I have written before on the parallels between 2003 and 2023, and I am not ashamed to say that I may have been wrong on some matters: I thought for example that the American public would grow universally disgusted and mobilized by the ongoing genocide in Gaza, once Abu Ghraib-level events came to light. But of course we see those events every day, and those in power haven’t budged. I still think these events will be generational in importance, which is to say that they won’t go down the memory hole like Abu Ghraib mostly did, but their significance (moral, political, even spiritual) remains contentious and open to contest. If matters stay consistent through the summer, the first moment of truth will occur, I predict, in Chicago at the Democratic National Convention.
It might be tempting to think of Toby Keith’s awful paean to American imperialism as a forerunner or foundation of MAGA consciousness, but I would suggest that the opposite is true. The r/w imaginary is radically different in 2023; it barely resembles its ‘03 counterpart. Back when the song “Courtesy of the Red White and Blue” came out, I would hear it every time I would go out to sing karaoke with friends. Lines like “we’ll put a boot in your ass, it’s the American way” were always striking to me, especially when they were delivered by earnest, performatively patriotic singers. It’s like they couldn’t envision or imagine the actual ironic truth of those words when it came to the working-class young people who served in places like Iraq and Afghanistan. Since that time, it’s impossible not to think of those lines in that way, in part because of the role or function that Trump played in disenchanting military service. As kids say these days, Trump simply said the quiet part out loud: the open secret of American right-wingers, especially the wealthy and powerful, is that military service is fine, but not for me or my class. It serves as something of a safety valve. It remains mostly an option for the working-class marginalized whose best ticket out of their communities is a military uniform. Even better, that rite of passage constituted (and still constitutes, perhaps even more so) a form of socialization that is profoundly conservative, even reactionary. It forms a kind of integration function, provides a buy-in for men and women who otherwise don’t benefit much from the neoliberal (destruction of the) social contract. While it is different and more “positive” than the school-to-prison pipeline, it is merely another manifestation of that same socioeconomic reality.

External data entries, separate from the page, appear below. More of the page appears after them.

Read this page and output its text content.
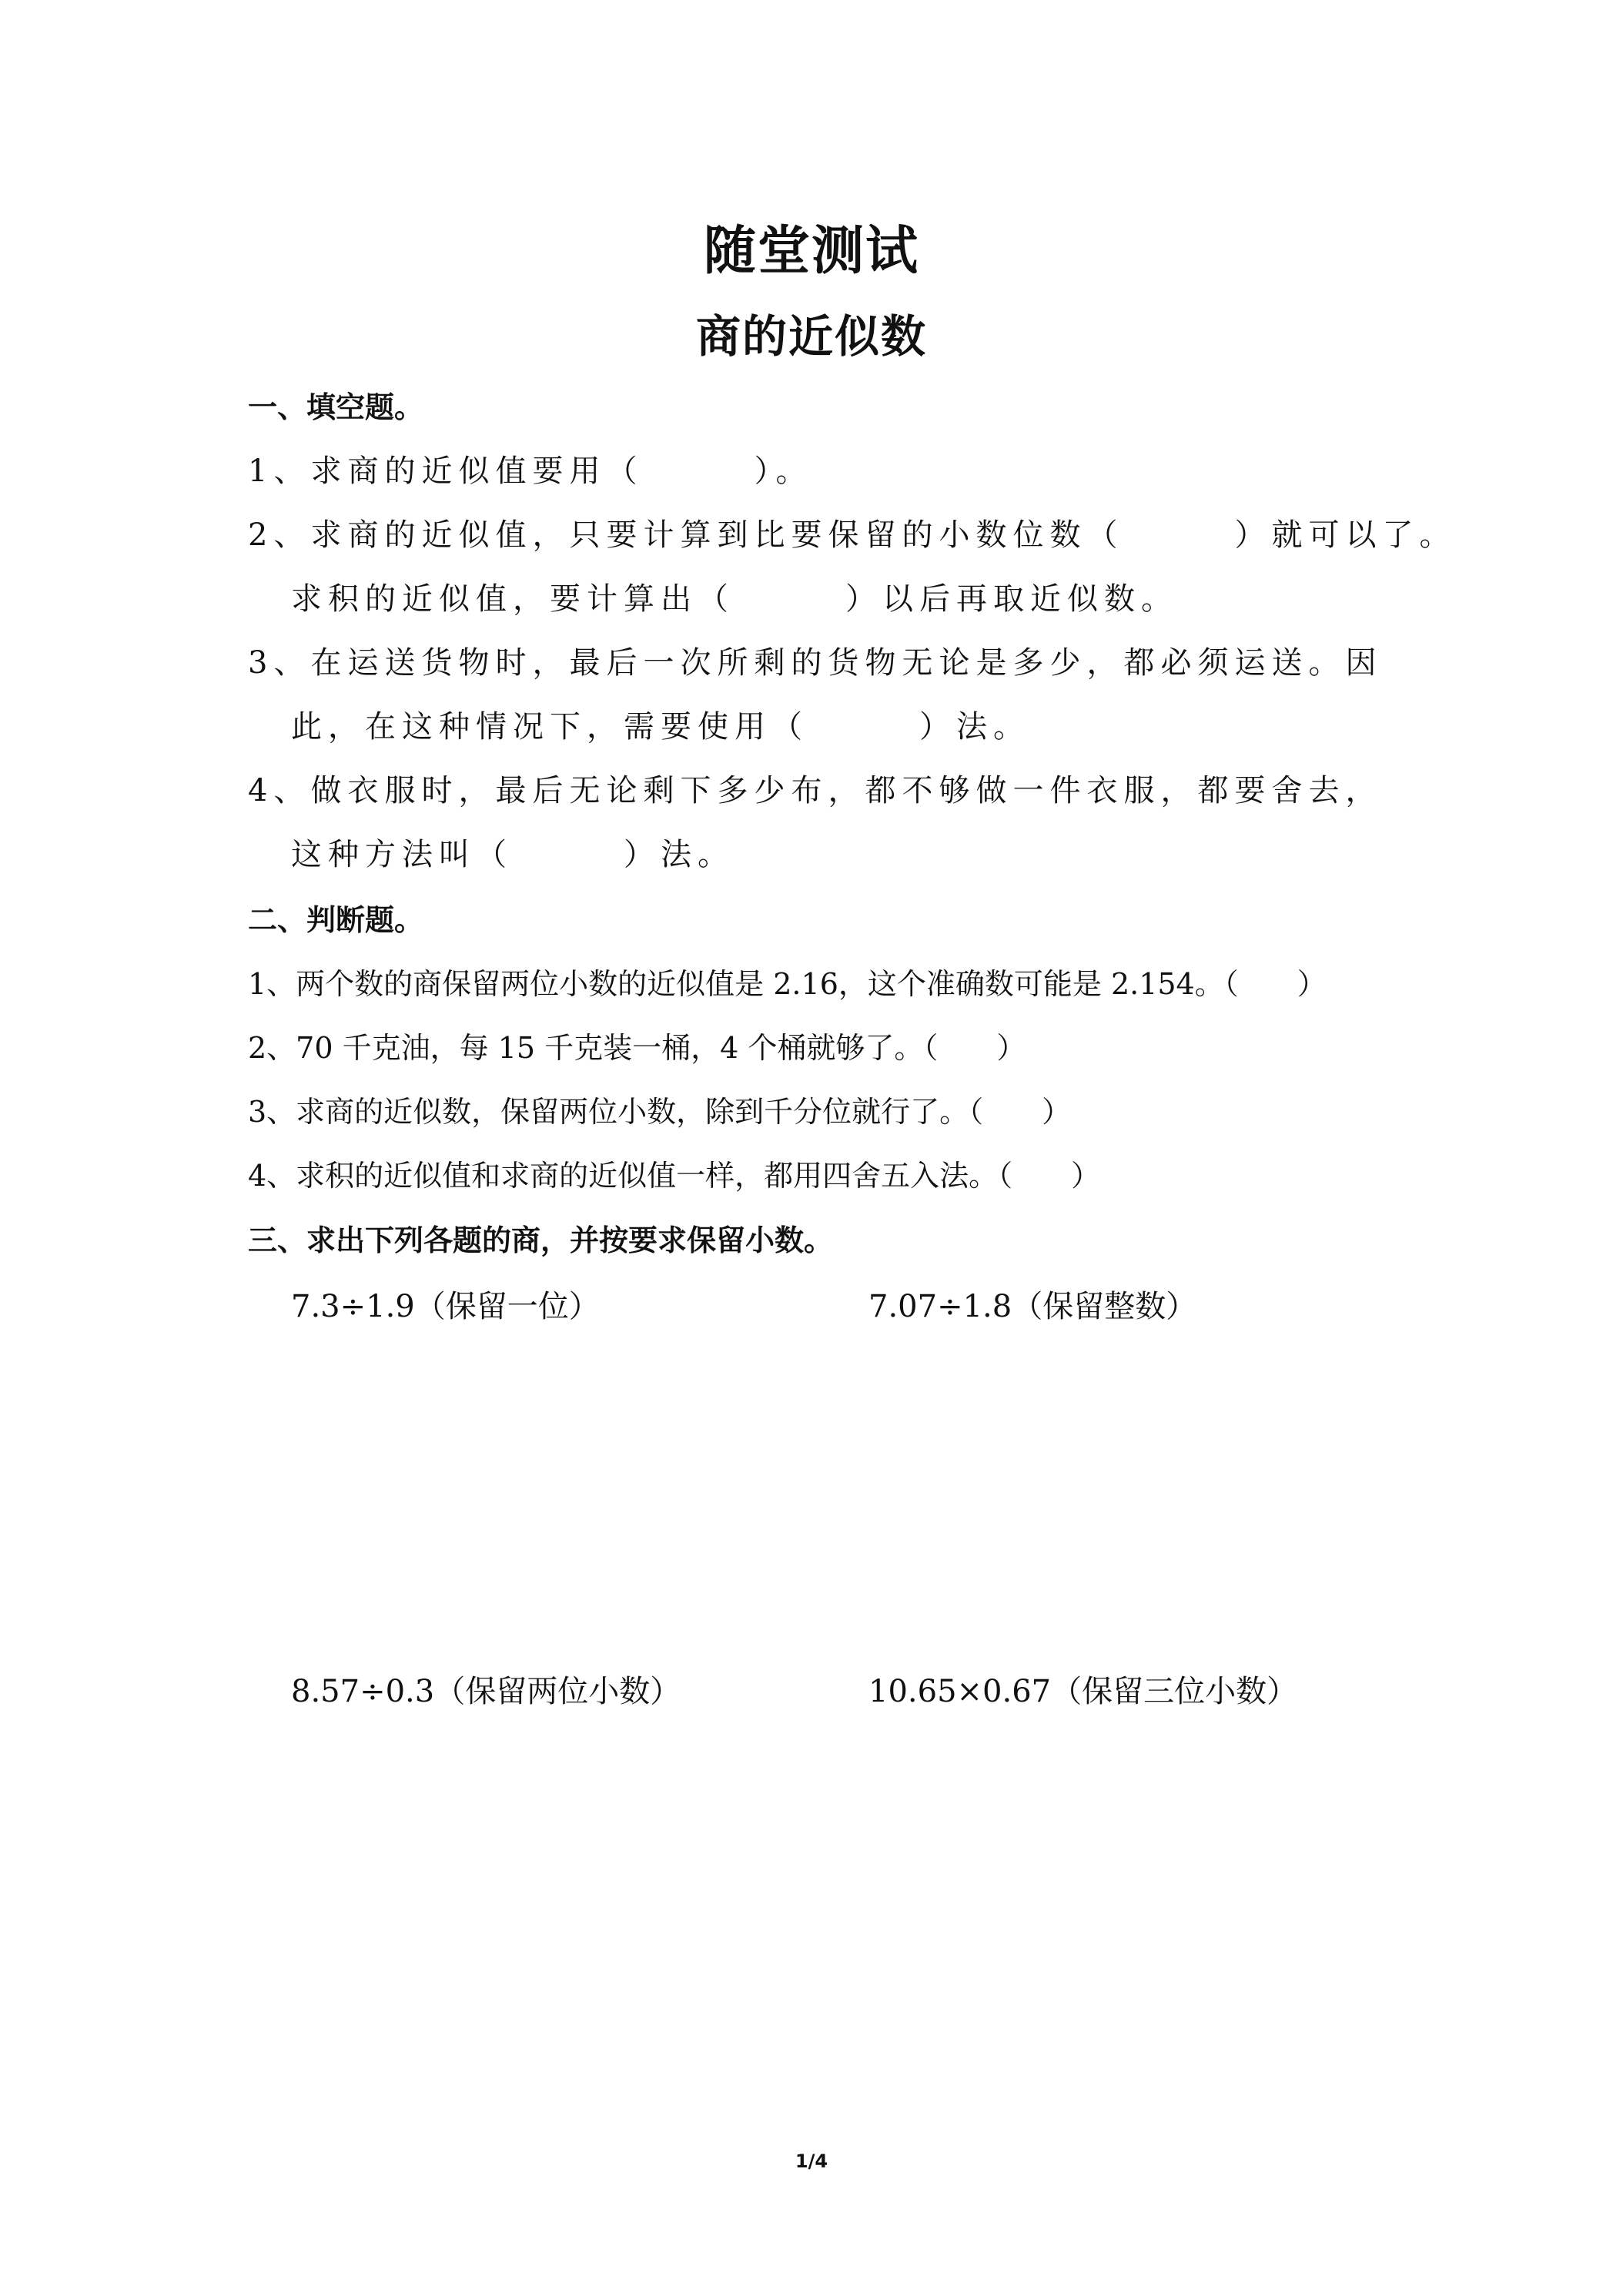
随堂测试
商的近似数
一、填空题。
1、求商的近似值要用（　　　）。
2、求商的近似值，只要计算到比要保留的小数位数（　　　）就可以了。
求积的近似值，要计算出（　　　）以后再取近似数。
3、在运送货物时，最后一次所剩的货物无论是多少，都必须运送。因
此，在这种情况下，需要使用（　　　）法。
4、做衣服时，最后无论剩下多少布，都不够做一件衣服，都要舍去，
这种方法叫（　　　）法。
二、判断题。
1、两个数的商保留两位小数的近似值是 2.16，这个准确数可能是 2.154。（　　）
2、70 千克油，每 15 千克装一桶，4 个桶就够了。（　　）
3、求商的近似数，保留两位小数，除到千分位就行了。（　　）
4、求积的近似值和求商的近似值一样，都用四舍五入法。（　　）
三、求出下列各题的商，并按要求保留小数。
7.3÷1.9（保留一位）	7.07÷1.8（保留整数）
8.57÷0.3（保留两位小数）	10.65×0.67（保留三位小数）
1/4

Trump of course went even further. The MAGAs successfully disseminated what Left activists had attempted for three or four generations: they questioned military service. They discussed imperialism! They even made service unappealing! Trump famously called veterans of foreign wars “losers,” and no one on the right pushed back. We must assume now that his rabid followers share that assessment. Just as we all somehow magically became anti-war after 2004, so the MAGAs on this one issue somehow gained insight into the phenomenon of class in America. They implicitly rejected the old bargain as a bad deal. Thanks to Trump, the old country-club paleoconservative view of American soldiers and Marines as cannon-fodder filtered down into popular consciousness. The resulting r/w perspective is as a result more cynical than the hawkish (and typically mawkish) worldview of Keith’s awful song.

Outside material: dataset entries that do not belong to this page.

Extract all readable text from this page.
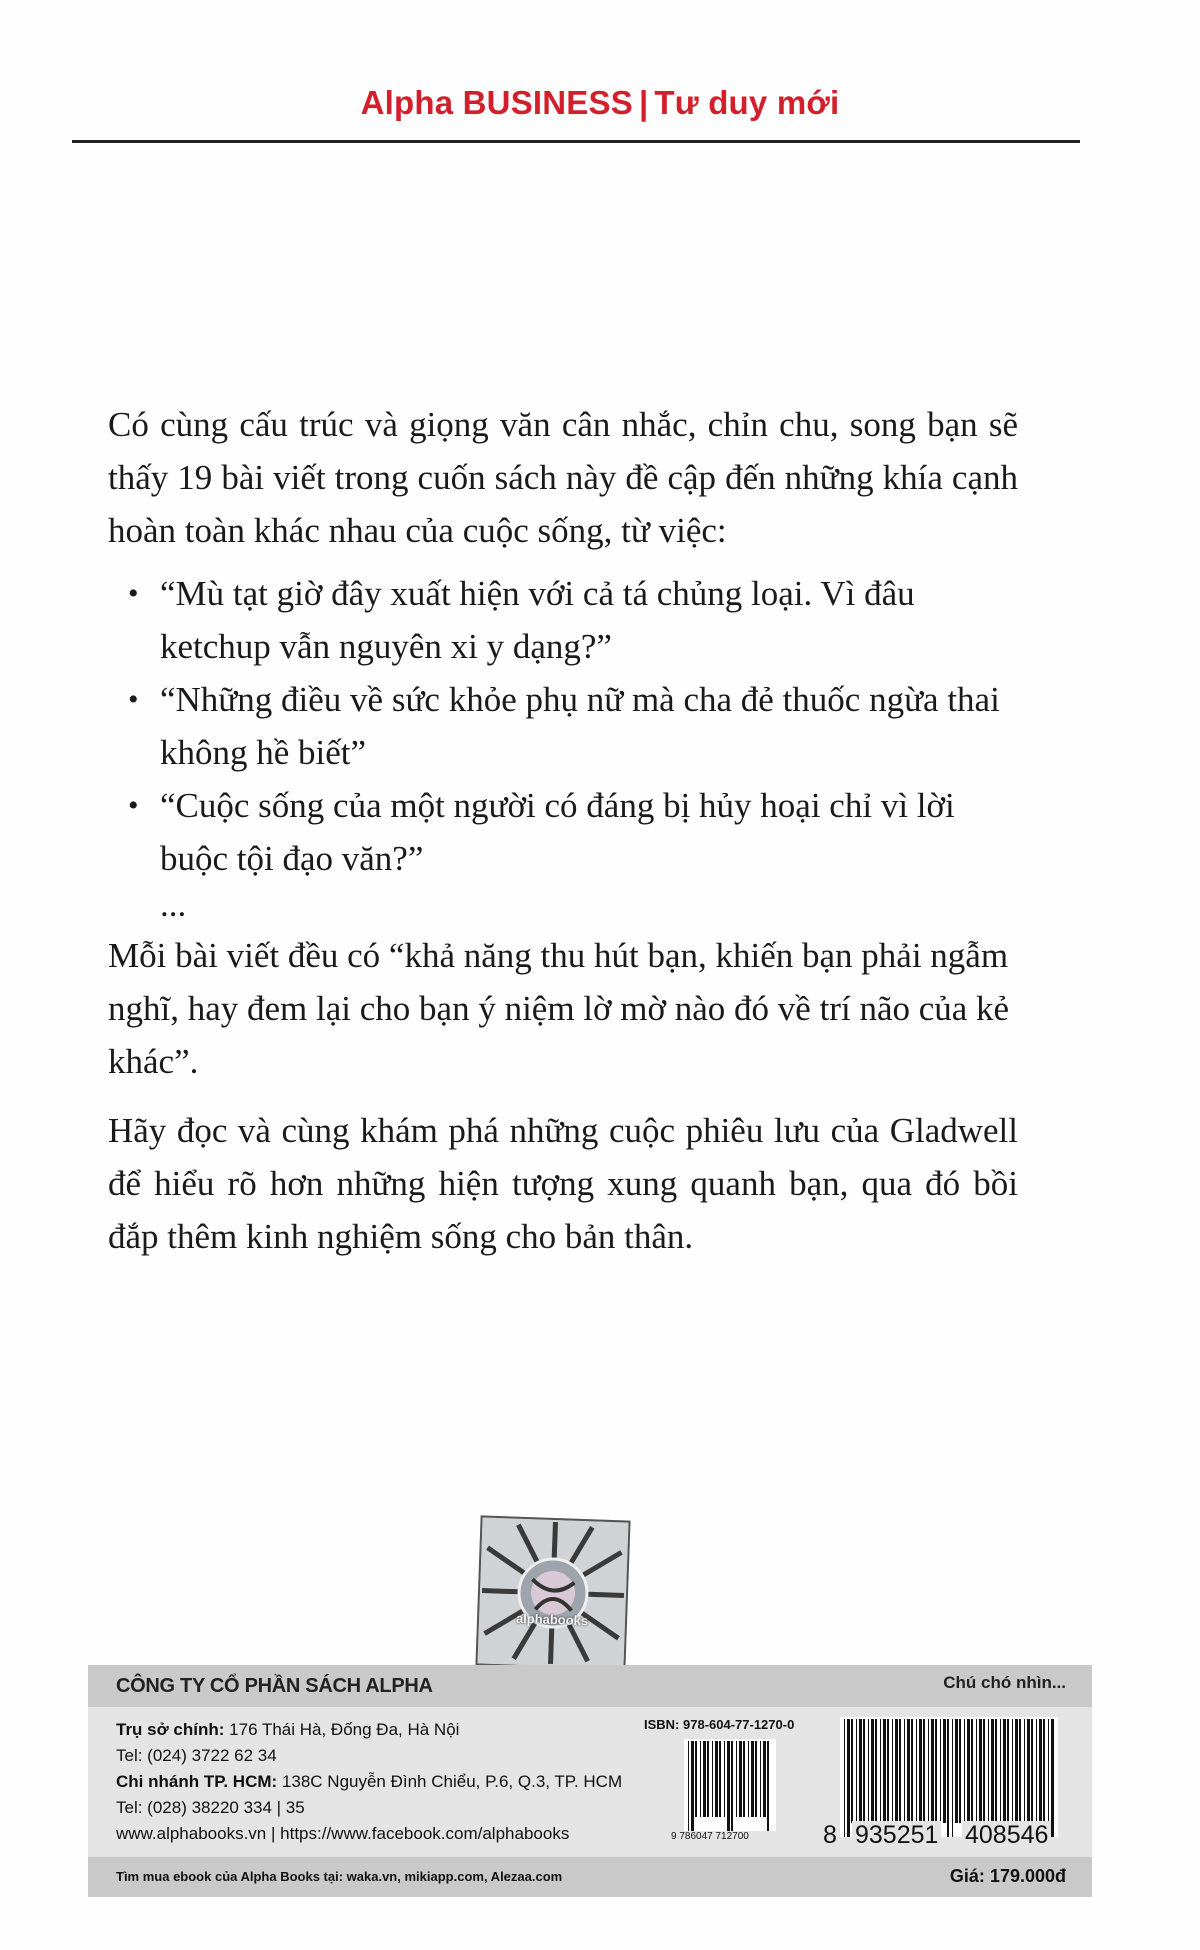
Alpha BUSINESS | Tư duy mới

Có cùng cấu trúc và giọng văn cân nhắc, chỉn chu, song bạn sẽ thấy 19 bài viết trong cuốn sách này đề cập đến những khía cạnh hoàn toàn khác nhau của cuộc sống, từ việc:

• “Mù tạt giờ đây xuất hiện với cả tá chủng loại. Vì đâu ketchup vẫn nguyên xi y dạng?”
• “Những điều về sức khỏe phụ nữ mà cha đẻ thuốc ngừa thai không hề biết”
• “Cuộc sống của một người có đáng bị hủy hoại chỉ vì lời buộc tội đạo văn?”

...

Mỗi bài viết đều có “khả năng thu hút bạn, khiến bạn phải ngẫm nghĩ, hay đem lại cho bạn ý niệm lờ mờ nào đó về trí não của kẻ khác”.

Hãy đọc và cùng khám phá những cuộc phiêu lưu của Gladwell để hiểu rõ hơn những hiện tượng xung quanh bạn, qua đó bồi đắp thêm kinh nghiệm sống cho bản thân.

alphabooks
CÔNG TY CỔ PHẦN SÁCH ALPHA	Chú chó nhìn...
Trụ sở chính: 176 Thái Hà, Đống Đa, Hà Nội
Tel: (024) 3722 62 34
Chi nhánh TP. HCM: 138C Nguyễn Đình Chiểu, P.6, Q.3, TP. HCM
Tel: (028) 38220 334 | 35
www.alphabooks.vn | https://www.facebook.com/alphabooks
ISBN: 978-604-77-1270-0
9 786047 712700	8 935251 408546
Tìm mua ebook của Alpha Books tại: waka.vn, mikiapp.com, Alezaa.com	Giá: 179.000đ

In short, for mainstream MAGAs, the American boot is going in your loser ass, not mine. Nobody on the contemporary right believes these lyrics in the sense they were intended; into that conceptual and rhetorical space we now have liberal hawks like Andrew Bacevich and of course the whole Democratic foreign affairs/State Department apparatus associated with the likes of HRC, Albright, Nuland, and Samantha Power (hooray for liberal feminism!). There is a dark side to all of this (already pretty dark picture) however: for some MAGAs, cynicism morphed and metastasized into something truly virulent. For them, military service looks like a means to a white nationalist end. This is a whole additional problem worthy of another essay I will probably not write, but suffice it to say that this trend is not only consistent with the rise of MAGA but perhaps views itself as the street-level violent vanguard of that movement.
Great read, ty Dr.
I find contemporary r/w pop-conciousness a lot less mystifying since I heard another describe DJT as an "opportunist." Like a big blind squirrel and his unlucky nuts.
It will be interesting to see how someone like Sw*ft will influence the memory of this time 20 years from now.